Plug-and-Play Versatile Compressed Video Enhancement
Huimin Zeng, Jiacheng Li, Zhiwei Xiong
TL;DR
This work tackles the challenge of visual quality degradation in compressed videos across varied compression levels while supporting multiple downstream vision tasks. It introduces a codec-aware enhancement framework with two networks: Compression-Aware Adaptation (CAA) that hierarchically adapts enhancement parameters conditioned on $CRF_s$ and $CRF_i$, and Bitstream-Aware Enhancement (BAE) that leverages motion vectors and partition maps for motion alignment and region-aware refinement. The method demonstrates superior quality enhancement (e.g., PSNR gains up to ~1.2 dB at $CRF_s=15$) and broad versatility across tasks such as video super-resolution, optical flow estimation, video object segmentation, and inpainting, while maintaining competitive computational efficiency. By reusing existing codec information, the approach provides a practical, plug-and-play solution for real-world pipelines, enabling robust performance on compressed videos without a dedicated model per compression setting. This has significant implications for real-time cloud-based analytics and downstream vision systems operating on compressed streams.
Abstract
As a widely adopted technique in data transmission, video compression effectively reduces the size of files, making it possible for real-time cloud computing.
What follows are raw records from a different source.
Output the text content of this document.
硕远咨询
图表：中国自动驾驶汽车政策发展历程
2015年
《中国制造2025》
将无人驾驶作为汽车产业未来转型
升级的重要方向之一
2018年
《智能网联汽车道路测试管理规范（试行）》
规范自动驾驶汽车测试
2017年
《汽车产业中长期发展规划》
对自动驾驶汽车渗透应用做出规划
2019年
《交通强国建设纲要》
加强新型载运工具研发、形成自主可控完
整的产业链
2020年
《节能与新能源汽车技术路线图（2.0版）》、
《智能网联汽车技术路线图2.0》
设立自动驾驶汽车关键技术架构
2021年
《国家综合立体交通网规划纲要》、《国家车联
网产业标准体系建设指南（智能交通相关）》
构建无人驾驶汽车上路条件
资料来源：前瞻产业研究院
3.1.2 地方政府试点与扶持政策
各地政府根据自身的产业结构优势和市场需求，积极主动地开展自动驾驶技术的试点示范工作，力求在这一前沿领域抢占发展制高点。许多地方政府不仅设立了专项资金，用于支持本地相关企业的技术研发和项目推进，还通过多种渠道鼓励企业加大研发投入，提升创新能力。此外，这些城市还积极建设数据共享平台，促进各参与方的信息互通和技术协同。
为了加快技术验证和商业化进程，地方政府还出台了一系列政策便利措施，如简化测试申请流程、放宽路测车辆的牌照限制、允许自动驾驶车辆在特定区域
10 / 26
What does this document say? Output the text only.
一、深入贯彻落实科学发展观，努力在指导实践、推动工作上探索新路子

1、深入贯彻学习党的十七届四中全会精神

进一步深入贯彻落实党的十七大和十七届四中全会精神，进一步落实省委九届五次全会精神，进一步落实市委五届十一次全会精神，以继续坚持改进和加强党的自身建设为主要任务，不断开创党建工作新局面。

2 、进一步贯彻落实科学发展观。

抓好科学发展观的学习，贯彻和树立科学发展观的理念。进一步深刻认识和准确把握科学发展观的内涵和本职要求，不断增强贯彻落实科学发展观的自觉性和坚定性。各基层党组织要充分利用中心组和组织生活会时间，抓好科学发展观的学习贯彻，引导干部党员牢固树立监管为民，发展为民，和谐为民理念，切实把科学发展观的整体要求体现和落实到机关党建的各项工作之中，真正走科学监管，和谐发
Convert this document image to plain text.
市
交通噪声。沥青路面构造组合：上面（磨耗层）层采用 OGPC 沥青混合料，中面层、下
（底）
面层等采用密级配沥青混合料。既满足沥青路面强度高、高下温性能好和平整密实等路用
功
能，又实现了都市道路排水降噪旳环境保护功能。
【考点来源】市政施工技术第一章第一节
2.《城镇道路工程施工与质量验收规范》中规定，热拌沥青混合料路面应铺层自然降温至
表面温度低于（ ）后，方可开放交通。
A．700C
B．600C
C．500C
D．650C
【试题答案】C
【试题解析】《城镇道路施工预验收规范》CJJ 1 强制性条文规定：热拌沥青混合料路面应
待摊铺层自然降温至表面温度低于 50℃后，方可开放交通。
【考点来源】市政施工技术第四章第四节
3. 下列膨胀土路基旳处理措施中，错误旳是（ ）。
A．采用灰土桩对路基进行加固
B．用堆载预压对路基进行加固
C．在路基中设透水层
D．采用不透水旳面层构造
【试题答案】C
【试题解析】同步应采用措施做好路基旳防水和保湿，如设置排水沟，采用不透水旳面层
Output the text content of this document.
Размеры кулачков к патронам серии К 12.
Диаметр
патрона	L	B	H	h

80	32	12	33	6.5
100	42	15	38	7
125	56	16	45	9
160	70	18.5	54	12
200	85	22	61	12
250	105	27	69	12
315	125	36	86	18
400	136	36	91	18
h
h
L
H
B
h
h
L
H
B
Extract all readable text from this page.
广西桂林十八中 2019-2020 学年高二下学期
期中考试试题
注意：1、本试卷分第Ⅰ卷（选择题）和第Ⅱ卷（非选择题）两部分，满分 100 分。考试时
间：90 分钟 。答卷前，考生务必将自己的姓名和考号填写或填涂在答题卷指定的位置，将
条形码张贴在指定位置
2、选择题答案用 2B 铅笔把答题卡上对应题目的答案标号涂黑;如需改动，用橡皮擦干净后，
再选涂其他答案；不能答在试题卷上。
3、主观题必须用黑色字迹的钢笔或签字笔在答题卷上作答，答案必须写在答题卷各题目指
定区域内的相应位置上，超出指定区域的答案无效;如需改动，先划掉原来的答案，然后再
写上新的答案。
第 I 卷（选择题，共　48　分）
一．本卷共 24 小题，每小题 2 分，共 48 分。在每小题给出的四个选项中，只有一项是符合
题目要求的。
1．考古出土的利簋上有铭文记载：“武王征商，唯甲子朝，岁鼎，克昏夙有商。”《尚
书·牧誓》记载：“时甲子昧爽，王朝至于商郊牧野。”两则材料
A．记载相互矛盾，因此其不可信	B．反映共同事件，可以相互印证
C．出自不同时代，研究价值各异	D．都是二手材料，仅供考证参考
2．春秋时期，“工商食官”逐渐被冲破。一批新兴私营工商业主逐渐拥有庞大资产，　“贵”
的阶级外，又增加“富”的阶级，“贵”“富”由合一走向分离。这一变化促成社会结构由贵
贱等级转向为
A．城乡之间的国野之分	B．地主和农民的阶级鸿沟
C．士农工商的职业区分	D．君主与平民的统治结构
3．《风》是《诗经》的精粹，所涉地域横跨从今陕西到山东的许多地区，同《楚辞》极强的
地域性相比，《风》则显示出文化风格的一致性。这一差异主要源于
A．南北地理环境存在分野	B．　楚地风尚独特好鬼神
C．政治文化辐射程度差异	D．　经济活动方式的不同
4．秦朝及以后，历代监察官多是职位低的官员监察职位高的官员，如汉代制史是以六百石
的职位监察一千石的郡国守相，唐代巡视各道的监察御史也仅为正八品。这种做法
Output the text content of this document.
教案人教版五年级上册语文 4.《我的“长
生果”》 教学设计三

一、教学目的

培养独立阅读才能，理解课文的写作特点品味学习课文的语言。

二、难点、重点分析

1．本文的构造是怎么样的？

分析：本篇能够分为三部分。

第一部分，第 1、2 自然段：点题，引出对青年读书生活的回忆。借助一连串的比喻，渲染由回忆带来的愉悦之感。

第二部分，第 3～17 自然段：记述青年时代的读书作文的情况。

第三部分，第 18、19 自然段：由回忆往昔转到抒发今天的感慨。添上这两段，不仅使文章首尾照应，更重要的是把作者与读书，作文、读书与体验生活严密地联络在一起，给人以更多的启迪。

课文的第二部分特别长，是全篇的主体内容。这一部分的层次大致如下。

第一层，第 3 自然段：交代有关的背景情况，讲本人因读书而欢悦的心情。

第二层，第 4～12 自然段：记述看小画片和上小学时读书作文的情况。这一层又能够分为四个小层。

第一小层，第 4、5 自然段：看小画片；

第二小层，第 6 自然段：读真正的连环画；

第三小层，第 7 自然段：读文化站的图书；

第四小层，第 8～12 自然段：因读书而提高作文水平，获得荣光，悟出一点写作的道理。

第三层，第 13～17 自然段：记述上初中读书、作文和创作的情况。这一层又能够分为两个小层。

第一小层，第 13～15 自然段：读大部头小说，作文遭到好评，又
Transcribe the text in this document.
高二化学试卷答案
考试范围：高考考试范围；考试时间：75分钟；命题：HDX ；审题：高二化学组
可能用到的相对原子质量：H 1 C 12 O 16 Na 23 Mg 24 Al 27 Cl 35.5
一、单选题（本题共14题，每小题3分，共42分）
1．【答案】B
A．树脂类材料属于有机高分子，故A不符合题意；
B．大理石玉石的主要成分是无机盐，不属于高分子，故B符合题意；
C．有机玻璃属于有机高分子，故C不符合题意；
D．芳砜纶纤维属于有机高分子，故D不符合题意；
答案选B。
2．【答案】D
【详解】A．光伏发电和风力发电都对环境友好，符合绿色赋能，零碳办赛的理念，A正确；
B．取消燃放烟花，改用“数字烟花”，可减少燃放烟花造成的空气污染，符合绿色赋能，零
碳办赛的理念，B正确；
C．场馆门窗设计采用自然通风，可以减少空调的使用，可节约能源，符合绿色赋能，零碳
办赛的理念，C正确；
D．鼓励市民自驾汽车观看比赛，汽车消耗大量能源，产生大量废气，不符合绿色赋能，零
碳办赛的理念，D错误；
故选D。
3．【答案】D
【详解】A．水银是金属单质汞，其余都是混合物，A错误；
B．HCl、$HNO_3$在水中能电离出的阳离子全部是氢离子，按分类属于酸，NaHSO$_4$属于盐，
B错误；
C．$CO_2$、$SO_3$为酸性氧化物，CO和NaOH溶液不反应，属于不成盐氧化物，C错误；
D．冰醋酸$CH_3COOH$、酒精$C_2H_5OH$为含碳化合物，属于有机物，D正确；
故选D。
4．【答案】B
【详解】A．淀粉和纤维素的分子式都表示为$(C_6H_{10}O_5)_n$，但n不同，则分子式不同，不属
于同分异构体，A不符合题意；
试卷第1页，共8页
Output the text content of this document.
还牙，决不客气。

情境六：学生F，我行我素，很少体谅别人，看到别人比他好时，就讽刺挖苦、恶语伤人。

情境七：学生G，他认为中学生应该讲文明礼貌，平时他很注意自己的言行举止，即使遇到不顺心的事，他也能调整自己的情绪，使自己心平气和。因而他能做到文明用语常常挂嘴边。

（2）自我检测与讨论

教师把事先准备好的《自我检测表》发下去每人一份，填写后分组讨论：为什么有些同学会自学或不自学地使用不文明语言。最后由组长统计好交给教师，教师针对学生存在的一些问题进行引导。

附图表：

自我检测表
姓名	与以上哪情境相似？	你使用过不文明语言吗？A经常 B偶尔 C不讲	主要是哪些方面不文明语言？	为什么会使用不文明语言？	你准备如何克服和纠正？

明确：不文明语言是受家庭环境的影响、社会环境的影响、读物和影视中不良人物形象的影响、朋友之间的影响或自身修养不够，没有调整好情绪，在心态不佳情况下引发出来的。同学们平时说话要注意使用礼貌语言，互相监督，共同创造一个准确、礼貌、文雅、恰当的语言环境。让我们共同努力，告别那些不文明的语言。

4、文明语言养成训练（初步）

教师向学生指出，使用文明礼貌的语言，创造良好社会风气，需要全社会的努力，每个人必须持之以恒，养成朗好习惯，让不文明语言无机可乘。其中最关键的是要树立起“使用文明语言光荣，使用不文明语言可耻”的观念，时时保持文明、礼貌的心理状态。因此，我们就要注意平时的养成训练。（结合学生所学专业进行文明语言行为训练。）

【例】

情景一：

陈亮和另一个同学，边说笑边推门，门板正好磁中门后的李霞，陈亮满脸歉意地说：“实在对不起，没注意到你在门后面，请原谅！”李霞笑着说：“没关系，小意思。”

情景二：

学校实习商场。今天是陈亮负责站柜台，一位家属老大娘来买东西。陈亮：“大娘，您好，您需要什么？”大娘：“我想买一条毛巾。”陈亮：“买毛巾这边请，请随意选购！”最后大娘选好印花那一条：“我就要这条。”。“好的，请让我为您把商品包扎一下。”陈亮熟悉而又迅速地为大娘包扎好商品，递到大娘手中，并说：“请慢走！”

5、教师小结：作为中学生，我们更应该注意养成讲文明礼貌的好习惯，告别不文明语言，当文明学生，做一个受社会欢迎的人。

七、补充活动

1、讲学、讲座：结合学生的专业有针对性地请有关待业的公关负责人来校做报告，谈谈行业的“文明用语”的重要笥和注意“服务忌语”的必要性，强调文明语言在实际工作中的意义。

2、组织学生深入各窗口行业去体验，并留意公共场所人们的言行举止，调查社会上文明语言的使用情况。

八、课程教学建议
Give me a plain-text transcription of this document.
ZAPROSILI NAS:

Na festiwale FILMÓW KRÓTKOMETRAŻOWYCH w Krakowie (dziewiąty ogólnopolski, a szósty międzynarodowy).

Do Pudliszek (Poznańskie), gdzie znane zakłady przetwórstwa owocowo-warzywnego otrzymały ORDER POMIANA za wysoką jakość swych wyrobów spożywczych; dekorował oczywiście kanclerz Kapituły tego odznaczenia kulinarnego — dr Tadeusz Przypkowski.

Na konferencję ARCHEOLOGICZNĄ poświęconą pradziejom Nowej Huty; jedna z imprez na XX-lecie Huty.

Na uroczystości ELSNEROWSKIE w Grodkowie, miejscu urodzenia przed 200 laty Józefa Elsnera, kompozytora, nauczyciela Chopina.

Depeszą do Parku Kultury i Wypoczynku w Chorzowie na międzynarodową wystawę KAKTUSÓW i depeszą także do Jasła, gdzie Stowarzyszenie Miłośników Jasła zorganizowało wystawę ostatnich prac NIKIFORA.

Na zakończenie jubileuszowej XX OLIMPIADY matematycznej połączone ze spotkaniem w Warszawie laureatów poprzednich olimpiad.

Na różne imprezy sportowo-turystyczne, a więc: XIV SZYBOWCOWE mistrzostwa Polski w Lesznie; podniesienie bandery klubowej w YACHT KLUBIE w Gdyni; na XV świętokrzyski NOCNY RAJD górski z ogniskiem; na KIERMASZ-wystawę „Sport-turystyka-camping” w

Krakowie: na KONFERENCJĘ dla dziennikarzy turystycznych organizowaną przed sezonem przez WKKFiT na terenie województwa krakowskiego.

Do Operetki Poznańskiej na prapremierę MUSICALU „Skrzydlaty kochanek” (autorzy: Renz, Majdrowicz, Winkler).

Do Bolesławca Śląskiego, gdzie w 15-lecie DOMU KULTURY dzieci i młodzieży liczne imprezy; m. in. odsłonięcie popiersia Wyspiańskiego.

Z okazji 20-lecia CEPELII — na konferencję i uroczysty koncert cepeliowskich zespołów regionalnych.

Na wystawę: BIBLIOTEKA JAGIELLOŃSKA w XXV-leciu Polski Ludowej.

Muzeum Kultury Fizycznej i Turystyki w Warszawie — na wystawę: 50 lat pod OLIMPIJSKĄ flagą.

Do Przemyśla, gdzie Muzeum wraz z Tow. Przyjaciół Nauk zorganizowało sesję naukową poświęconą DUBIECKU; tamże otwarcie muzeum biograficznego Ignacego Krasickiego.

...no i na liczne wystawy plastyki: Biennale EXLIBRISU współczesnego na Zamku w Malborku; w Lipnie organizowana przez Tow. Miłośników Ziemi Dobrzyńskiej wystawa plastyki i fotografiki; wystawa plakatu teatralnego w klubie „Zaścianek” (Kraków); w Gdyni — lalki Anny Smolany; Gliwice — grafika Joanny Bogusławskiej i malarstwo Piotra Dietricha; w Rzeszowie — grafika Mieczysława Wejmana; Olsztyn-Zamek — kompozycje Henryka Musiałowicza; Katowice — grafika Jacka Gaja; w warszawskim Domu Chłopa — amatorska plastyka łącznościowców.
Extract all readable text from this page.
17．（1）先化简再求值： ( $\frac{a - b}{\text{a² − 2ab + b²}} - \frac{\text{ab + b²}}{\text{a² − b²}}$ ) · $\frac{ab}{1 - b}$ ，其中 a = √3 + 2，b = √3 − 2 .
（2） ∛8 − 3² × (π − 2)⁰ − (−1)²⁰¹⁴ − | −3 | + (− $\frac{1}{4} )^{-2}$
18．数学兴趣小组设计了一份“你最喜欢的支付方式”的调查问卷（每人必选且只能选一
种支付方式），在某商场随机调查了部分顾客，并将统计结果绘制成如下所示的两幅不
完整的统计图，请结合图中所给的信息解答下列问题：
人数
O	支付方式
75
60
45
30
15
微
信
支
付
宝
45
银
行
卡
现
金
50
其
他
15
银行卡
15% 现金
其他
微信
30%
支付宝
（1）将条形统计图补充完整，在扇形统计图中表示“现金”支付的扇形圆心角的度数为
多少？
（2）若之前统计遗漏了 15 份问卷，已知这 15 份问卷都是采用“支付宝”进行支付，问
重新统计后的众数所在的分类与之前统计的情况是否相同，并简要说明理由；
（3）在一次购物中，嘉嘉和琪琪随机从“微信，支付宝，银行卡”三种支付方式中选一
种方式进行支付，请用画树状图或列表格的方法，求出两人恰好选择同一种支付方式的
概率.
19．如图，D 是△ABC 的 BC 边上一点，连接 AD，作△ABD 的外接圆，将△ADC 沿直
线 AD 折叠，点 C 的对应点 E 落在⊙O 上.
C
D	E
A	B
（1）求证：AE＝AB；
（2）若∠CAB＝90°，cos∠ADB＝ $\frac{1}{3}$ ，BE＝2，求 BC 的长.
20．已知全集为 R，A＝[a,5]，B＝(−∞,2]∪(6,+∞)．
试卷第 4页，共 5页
However, it comes at the cost of visual quality, posing challenges to the robustness of downstream vision models. In this work, we present a versatile codec-aware enhancement framework that reuses codec information to adaptively enhance videos under different compression settings, assisting various downstream vision tasks without introducing computation bottleneck. Specifically, the proposed codec-aware framework consists of a compression-aware adaptation (CAA) network that employs a hierarchical adaptation mechanism to estimate parameters of the frame-wise enhancement network, namely the bitstream-aware enhancement (BAE) network. The BAE network further leverages temporal and spatial priors embedded in the bitstream to effectively improve the quality of compressed input frames. Extensive experimental results demonstrate the superior quality enhancement performance of our framework over existing enhancement methods, as well as its versatility in assisting multiple downstream tasks on compressed videos as a plug-and-play module. Code and models are available at https://huimin-zeng.github.io/PnP-VCVE/.